Фосетта интриговало не только умение индейцев в изобилии обеспечивать себя продовольствием, что является признаком высокоразвитой цивилизации с высоким уровнем плотности населения. Хотя у эчока, казалось, не существовало никакой защиты против завезенных к ним европейских болезней вроде кори, – Фосетт считал, что это одна из причин того, почему их численность по-прежнему остается небольшой, – они широко применяли целебные травы и приемы нетрадиционной медицины для защиты от угроз, ежеминутно подстерегающих человека в джунглях. Они даже искусно умели извлекать червей, которые так мучили в свое время Мюррея. «Они [эчока] производят языком какой-то удивительный, свистящий звук, и личинка сейчас же высовывает свою головку из сделанного ею гнезда, – писал Фосетт. – Болячку быстро сдавливают, и непрошеный пришелец выскакивает». Он добавляет: «Своим червякам я причмокивал, свистел, издавал возмущенные звуки и даже играл на флейте: это не оказывало на них решительно никакого действия». Один западный врач, путешествовавший с Фосеттом, считал эти методы колдовством, однако Фосетт называл их чудом – наряду с умением выбирать разнообразные целебные растения. «В связи с распространенностью болезней и инфекций… нет ничего удивительного в том, что среди жителей этого района так популярны лекарственные растения, – замечал Фосетт. – Против каждого недомогания есть соответствующее естественное средство». И добавлял: «Конечно же профессиональные врачи не станут предлагать пациентам применять их. Однако индейские средства часто просто замечательны, это говорю я – человек, который вполне успешно испытал несколько таких снадобий на себе». Применяя целебные растения и туземные способы ведения охоты, Фосетт сумел лучше пользоваться тем, что дает здешняя природа. «В 99 случаях из 100 совершенно незачем голодать», – делал он вывод.

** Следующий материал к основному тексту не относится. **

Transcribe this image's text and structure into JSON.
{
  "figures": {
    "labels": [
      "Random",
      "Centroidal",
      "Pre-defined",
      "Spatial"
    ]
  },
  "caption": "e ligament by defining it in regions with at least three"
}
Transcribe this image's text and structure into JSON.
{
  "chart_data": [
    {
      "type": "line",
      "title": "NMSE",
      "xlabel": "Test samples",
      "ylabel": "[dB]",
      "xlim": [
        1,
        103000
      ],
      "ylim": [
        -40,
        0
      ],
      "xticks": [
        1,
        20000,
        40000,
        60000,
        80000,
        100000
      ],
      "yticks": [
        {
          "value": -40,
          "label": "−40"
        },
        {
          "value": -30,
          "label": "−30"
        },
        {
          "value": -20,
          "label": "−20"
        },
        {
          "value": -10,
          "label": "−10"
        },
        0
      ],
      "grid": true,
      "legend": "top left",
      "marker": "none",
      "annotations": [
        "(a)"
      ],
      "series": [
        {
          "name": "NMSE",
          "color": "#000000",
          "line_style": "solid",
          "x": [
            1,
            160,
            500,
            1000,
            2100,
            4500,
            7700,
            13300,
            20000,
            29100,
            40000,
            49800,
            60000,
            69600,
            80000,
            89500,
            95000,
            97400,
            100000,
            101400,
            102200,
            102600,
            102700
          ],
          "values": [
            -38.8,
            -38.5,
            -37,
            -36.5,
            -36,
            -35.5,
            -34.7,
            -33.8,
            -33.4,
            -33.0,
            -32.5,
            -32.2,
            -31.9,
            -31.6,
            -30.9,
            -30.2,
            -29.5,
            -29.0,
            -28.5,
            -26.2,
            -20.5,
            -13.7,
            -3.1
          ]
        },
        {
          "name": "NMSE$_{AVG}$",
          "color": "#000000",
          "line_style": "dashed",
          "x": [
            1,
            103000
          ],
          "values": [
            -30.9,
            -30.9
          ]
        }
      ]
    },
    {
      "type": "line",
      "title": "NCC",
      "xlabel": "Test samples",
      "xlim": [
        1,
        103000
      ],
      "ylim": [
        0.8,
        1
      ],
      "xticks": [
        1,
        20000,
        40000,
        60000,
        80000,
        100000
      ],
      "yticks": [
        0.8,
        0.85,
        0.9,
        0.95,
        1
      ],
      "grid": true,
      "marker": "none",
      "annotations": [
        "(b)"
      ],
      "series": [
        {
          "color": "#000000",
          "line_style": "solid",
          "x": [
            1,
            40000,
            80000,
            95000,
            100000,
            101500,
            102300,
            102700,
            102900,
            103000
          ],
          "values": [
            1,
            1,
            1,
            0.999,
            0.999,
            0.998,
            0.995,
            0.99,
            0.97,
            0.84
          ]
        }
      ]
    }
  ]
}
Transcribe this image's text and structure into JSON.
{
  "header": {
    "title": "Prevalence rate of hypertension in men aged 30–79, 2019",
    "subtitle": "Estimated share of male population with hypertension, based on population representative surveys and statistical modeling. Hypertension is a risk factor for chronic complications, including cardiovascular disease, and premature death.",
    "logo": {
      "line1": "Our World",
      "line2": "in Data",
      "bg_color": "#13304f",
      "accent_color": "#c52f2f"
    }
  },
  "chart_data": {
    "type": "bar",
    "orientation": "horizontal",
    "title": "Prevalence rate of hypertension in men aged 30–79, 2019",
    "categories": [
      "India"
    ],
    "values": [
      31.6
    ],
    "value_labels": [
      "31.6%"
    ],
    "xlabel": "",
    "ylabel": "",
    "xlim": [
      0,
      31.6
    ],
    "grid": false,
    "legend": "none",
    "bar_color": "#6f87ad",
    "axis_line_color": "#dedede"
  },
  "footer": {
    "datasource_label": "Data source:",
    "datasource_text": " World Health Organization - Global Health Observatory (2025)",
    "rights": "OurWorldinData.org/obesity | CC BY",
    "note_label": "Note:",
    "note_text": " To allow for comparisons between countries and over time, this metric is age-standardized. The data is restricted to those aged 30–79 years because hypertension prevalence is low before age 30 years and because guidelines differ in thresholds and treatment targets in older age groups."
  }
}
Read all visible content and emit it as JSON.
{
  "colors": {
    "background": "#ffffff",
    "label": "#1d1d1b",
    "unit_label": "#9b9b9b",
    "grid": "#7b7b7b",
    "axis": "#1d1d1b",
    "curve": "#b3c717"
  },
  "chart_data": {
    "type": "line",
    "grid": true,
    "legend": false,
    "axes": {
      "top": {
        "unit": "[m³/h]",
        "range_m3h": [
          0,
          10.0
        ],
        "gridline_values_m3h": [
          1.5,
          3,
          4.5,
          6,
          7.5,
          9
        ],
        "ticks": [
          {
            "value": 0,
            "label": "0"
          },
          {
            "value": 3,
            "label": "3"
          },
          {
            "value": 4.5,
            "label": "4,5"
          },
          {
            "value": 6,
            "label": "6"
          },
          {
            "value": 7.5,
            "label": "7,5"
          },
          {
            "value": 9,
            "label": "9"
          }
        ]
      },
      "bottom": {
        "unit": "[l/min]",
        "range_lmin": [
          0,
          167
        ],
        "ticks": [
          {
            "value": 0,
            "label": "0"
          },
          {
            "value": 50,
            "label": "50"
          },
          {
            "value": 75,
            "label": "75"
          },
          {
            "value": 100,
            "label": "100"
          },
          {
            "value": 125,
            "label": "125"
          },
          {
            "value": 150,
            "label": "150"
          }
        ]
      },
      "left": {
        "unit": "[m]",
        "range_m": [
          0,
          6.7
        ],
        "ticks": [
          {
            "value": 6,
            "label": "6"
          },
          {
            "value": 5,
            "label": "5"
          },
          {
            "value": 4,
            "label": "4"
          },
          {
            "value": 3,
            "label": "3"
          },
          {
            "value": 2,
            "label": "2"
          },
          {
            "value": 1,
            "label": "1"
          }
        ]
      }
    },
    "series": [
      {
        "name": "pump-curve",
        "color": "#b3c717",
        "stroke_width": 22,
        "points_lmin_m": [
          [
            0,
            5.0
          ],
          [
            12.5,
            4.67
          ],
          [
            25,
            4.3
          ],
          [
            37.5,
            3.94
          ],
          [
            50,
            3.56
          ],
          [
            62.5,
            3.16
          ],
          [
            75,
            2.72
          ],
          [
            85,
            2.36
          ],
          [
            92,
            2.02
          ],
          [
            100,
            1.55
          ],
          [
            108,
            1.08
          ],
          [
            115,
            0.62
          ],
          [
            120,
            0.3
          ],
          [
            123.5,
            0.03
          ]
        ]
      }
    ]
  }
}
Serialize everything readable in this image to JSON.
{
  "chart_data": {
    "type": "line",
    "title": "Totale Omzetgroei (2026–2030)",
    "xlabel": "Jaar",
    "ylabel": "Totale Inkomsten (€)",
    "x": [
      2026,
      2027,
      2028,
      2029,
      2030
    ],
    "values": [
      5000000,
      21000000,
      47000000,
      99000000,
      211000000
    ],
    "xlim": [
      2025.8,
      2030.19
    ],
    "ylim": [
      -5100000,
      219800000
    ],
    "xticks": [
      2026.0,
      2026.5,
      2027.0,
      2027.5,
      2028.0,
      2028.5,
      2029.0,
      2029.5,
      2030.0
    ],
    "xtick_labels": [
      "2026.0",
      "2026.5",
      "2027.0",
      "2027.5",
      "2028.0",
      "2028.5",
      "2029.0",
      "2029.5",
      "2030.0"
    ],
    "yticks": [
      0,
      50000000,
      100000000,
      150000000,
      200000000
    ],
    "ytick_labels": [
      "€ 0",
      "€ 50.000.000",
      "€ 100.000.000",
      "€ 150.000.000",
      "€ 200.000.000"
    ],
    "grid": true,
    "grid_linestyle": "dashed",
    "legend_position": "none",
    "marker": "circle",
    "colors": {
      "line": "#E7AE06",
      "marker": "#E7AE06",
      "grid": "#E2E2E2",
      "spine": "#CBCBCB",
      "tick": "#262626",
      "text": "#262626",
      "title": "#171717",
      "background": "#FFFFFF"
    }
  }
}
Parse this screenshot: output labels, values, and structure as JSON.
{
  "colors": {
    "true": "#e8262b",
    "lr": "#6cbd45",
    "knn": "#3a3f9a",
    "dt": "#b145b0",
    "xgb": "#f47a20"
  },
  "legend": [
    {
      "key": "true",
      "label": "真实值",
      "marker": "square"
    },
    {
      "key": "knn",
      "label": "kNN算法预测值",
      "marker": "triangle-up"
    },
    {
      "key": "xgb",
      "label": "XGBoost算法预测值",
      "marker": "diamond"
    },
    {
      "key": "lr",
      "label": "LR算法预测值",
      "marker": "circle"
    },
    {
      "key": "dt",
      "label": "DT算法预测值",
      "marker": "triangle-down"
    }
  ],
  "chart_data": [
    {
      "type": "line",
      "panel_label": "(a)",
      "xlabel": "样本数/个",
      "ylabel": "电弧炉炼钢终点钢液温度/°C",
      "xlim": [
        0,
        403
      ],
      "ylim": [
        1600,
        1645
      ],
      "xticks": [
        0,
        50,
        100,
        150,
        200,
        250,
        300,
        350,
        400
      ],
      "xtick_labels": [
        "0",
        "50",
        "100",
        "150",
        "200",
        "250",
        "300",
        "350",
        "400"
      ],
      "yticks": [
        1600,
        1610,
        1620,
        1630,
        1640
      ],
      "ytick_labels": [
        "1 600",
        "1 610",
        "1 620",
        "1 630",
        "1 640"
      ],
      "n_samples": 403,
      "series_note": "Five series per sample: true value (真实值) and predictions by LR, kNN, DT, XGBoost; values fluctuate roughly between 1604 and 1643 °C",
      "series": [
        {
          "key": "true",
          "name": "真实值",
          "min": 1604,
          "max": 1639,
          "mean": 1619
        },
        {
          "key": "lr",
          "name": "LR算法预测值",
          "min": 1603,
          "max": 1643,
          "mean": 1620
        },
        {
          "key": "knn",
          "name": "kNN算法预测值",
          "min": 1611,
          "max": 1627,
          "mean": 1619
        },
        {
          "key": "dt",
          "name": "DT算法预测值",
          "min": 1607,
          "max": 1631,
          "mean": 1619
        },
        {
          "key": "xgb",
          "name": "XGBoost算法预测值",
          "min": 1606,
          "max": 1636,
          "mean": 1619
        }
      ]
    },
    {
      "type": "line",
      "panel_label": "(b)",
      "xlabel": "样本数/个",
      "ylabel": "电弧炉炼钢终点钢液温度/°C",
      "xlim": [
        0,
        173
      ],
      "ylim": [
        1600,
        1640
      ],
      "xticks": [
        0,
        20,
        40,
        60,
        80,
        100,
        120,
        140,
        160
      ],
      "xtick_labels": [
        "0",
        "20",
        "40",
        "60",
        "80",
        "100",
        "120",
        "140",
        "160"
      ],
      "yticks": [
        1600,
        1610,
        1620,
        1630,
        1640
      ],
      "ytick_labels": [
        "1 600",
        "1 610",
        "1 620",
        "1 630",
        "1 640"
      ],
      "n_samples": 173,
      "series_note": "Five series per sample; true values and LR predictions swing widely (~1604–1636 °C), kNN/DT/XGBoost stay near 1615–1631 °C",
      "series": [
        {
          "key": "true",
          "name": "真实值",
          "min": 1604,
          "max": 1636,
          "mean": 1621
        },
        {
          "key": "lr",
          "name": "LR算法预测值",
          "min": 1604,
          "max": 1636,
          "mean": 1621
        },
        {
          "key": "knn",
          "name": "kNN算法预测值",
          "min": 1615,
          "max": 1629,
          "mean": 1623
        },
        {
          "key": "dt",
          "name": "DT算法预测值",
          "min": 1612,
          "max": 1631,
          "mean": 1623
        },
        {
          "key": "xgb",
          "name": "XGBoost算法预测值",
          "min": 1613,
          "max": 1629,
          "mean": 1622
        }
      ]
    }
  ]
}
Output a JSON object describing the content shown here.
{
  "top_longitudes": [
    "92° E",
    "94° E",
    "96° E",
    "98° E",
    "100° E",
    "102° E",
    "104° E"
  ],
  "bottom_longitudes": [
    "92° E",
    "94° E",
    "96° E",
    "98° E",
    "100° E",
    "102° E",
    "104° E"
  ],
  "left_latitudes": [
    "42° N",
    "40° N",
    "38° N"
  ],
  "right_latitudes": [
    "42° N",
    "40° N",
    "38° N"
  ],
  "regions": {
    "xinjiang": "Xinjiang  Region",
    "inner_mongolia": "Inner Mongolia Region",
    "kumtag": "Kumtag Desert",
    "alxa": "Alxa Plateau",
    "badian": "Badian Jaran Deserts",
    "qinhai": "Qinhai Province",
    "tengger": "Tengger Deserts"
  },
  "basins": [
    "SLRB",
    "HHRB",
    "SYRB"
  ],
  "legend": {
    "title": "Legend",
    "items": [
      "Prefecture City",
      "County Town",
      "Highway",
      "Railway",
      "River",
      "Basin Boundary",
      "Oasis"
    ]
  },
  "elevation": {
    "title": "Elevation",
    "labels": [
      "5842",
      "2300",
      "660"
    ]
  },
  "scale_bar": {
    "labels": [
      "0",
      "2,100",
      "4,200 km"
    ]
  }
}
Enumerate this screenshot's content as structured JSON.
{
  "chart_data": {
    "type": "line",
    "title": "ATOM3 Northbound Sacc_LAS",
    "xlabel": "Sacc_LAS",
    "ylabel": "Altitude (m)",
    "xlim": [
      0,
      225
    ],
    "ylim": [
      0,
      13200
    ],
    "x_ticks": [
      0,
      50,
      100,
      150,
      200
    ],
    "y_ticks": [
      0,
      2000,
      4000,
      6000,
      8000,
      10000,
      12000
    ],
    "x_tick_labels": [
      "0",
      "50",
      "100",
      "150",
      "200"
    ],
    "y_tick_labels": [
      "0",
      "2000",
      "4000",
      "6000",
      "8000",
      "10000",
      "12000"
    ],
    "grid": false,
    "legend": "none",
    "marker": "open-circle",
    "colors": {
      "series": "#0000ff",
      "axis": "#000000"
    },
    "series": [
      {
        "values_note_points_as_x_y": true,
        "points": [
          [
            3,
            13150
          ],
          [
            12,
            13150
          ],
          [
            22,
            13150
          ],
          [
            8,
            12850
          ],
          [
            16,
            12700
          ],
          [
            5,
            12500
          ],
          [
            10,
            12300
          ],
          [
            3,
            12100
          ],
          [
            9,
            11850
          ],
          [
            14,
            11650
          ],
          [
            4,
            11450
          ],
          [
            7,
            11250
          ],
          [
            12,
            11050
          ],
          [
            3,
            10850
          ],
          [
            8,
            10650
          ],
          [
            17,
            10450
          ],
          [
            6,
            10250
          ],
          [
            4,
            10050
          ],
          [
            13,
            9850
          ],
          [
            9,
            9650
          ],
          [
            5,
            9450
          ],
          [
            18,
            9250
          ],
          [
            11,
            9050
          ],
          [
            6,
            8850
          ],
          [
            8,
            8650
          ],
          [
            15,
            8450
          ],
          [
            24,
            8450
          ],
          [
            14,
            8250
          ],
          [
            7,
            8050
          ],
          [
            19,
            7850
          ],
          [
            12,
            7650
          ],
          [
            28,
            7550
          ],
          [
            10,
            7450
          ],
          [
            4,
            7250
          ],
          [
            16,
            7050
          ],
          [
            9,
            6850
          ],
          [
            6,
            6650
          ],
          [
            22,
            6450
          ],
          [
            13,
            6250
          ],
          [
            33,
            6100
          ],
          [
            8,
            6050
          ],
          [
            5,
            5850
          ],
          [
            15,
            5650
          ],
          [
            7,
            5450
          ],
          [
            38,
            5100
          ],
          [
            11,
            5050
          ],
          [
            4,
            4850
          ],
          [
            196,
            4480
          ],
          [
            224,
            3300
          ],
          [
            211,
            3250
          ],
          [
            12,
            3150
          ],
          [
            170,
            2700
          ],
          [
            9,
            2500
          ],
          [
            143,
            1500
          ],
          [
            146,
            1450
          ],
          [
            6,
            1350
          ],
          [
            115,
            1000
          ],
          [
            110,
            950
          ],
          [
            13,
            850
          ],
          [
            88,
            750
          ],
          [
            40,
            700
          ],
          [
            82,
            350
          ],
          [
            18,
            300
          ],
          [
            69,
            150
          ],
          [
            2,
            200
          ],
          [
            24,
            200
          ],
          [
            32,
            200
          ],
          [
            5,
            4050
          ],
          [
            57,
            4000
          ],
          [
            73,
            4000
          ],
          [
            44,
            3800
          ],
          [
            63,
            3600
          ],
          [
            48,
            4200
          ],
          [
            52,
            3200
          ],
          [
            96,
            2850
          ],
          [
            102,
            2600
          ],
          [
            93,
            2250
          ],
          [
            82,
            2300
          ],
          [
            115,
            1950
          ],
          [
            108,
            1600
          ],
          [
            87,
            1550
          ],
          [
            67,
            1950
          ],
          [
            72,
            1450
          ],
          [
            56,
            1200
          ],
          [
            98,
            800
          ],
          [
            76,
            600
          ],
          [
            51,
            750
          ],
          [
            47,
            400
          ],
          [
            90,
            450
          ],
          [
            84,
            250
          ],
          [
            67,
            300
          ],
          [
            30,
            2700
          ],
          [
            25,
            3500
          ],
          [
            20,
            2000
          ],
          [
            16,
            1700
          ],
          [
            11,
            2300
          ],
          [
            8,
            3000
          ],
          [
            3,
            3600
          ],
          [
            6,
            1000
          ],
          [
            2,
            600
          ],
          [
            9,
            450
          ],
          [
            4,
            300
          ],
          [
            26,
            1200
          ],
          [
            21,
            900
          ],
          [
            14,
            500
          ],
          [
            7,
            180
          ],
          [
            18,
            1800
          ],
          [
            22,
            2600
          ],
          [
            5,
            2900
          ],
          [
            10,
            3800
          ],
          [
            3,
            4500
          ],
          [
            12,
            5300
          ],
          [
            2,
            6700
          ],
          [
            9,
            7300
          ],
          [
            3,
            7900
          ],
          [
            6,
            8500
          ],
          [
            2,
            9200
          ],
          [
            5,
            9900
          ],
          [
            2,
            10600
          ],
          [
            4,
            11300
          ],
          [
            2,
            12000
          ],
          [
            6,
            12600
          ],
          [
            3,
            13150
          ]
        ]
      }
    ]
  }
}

Но даже если Амазония могла бы, как он предполагал, прокормить крупную цивилизацию, создали ли индейцы таковую? Археологических доказательств этого по-прежнему не было. Не нашлось даже свидетельств наличия в Амазонии каких-либо густонаселенных областей. Кроме того, мысль о существовании в этом регионе высокоразвитой цивилизации противоречила двум основным этнографическим принципам, столетиями доминировавшим в научном мире: они берут начало еще с первой встречи европейцев с коренным населением Америки, более четырехсот лет назад. Хотя иные из первых конкистадоров{30} испытывали благоговейный ужас перед цивилизациями, которые создали местные жители, многие теологи выражали сомнение, что эти темнокожие, скудно одетые существа действительно являются людьми: как могли потомки Адама и Евы забрести столь далеко и почему библейские пророки ничего о них не ведали? В середине XVI века Хуан Хинес де Сепульведа, один из капелланов императора Священной Римской империи, заявлял, что индейцы – «полулюди», для которых рабство – естественное состояние. «Испанцы обладают полным правом властвовать над этими варварами Нового Света, – провозглашал Сепульведа, добавляя: – Ибо между теми и другими существует столь же огромная разница… как между обезьяной и человеком».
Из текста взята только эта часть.